Semantic Tableaux

I wasn't very happy with the explanation of semantic tableaux given in Graham Priest's Non-Classical Logic. Here's a preferred one:

A semantic tableau is a tree where each node contains a proposition.
Put a (compound) proposition at the root node of the tree. You are about to test the truth of this proposition.
Each node of the tree branches into the minimum number of nodes for at least one of the nodes to hold, given that its parent node holds.
Whenever you find an obvious contradiction on a branch (ie, the branch requires A and not-A to simultaneously hold) close the branch.
Keep applying this procedure until you've closed all the branches, or you're down to atomic propositions (ie, you've completed the branch). If all the branches close, the root proposition is false, if none of them do then it's a tautology, if some of them are closed and some open then it's conditionally true.

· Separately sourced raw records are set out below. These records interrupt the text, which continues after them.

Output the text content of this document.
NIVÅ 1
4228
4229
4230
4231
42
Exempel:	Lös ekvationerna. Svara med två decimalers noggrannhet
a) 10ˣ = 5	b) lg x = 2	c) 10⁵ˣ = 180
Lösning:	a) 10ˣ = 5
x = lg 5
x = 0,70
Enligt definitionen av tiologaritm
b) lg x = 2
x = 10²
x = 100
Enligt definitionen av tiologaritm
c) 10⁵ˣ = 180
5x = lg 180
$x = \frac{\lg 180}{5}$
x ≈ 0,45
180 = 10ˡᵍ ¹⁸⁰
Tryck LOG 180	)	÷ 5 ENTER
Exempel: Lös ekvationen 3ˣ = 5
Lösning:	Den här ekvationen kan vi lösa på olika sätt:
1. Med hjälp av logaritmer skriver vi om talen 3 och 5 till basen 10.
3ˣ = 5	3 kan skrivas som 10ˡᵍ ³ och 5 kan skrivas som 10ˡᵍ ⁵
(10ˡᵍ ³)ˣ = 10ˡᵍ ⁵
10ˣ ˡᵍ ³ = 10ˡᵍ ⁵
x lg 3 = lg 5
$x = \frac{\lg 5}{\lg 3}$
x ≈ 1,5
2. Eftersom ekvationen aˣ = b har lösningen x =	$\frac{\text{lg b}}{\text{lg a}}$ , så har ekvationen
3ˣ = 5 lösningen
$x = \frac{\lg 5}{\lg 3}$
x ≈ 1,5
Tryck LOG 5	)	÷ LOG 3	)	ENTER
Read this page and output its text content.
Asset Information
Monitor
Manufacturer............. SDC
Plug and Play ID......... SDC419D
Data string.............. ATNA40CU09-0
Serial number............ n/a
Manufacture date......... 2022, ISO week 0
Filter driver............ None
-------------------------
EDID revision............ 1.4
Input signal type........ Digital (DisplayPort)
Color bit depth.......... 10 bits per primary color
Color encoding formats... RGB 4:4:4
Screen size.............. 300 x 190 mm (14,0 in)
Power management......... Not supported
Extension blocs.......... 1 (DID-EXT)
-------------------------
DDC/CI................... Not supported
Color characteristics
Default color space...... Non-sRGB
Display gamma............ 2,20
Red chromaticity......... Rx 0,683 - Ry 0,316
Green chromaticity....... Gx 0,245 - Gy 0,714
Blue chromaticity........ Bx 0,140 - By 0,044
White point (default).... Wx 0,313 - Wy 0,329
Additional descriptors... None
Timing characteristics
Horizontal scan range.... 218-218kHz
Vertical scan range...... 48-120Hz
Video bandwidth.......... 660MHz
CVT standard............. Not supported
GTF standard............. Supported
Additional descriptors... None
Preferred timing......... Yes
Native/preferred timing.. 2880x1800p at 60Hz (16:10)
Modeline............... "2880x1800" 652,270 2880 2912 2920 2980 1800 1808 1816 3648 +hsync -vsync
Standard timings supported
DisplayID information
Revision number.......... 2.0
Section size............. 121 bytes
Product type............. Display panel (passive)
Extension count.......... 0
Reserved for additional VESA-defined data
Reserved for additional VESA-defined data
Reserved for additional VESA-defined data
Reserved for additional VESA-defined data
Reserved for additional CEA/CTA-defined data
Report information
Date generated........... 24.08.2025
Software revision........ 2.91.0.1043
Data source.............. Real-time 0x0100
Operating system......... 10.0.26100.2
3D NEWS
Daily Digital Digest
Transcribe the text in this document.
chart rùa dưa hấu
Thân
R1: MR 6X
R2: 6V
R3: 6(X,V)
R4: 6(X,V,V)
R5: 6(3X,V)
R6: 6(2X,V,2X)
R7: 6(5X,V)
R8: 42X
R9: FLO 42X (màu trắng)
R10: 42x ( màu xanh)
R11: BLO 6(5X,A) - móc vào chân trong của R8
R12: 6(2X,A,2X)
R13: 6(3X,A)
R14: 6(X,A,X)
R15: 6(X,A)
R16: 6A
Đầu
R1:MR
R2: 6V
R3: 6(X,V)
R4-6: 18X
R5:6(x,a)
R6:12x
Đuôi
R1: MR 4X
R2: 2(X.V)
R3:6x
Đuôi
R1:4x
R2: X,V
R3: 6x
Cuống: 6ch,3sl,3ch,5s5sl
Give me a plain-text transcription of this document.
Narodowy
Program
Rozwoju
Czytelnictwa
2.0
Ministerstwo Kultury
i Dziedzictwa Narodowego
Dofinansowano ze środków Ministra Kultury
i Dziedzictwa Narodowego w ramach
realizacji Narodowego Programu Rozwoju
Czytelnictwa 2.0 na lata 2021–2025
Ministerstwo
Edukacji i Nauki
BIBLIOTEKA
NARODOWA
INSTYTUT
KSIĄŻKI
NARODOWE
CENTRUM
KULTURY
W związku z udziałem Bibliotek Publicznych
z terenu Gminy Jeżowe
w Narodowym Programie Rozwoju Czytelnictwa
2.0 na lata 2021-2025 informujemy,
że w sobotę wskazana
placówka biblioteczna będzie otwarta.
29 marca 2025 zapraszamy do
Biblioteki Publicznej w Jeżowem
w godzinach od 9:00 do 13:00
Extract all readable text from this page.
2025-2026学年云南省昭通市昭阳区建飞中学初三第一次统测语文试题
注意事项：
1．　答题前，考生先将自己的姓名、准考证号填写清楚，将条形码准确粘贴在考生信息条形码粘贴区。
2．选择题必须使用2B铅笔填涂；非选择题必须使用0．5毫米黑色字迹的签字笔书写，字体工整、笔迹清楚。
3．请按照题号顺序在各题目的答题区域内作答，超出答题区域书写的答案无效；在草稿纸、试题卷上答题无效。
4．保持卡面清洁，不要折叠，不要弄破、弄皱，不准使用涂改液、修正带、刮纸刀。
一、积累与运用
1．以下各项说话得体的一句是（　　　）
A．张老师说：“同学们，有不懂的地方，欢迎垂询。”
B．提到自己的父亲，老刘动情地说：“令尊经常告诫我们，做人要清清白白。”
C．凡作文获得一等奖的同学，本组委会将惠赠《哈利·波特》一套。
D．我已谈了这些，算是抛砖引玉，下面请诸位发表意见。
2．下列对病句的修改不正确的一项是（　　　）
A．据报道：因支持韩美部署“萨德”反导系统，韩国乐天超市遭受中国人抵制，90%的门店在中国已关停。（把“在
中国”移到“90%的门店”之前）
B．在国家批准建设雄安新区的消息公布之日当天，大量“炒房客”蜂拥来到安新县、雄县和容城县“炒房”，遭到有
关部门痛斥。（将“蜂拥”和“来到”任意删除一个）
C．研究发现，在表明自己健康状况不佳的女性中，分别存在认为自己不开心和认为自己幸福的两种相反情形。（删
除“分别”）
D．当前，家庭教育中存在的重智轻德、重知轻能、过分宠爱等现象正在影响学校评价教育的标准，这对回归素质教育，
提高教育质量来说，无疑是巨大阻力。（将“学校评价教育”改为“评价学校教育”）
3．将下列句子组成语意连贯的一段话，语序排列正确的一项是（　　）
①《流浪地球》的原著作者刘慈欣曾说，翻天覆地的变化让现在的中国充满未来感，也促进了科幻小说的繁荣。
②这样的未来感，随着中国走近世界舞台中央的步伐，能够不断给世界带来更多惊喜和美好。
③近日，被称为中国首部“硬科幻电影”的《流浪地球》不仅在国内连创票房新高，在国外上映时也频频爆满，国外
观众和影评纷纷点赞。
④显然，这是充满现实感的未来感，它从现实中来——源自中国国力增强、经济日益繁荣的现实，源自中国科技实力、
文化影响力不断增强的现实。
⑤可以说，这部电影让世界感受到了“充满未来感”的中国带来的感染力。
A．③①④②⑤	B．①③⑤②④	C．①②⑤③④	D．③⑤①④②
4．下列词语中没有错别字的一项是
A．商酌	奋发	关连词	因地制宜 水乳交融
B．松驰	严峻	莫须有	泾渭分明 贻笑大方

Each branch of the tree represents an intepretation of the root proposition. An interpretation is a way of assigning truth values to the atoms of the root proposition.

Closed branches are those branches for which the assigned truth values of the atoms result in the root proposition being false.

Completed, open branches are those branches for which the assigned truth values of the atoms result in the root proposition being true.

Uncompleted branches need to be completed, because they could close further down, and until you're finished you don't know if they do or not.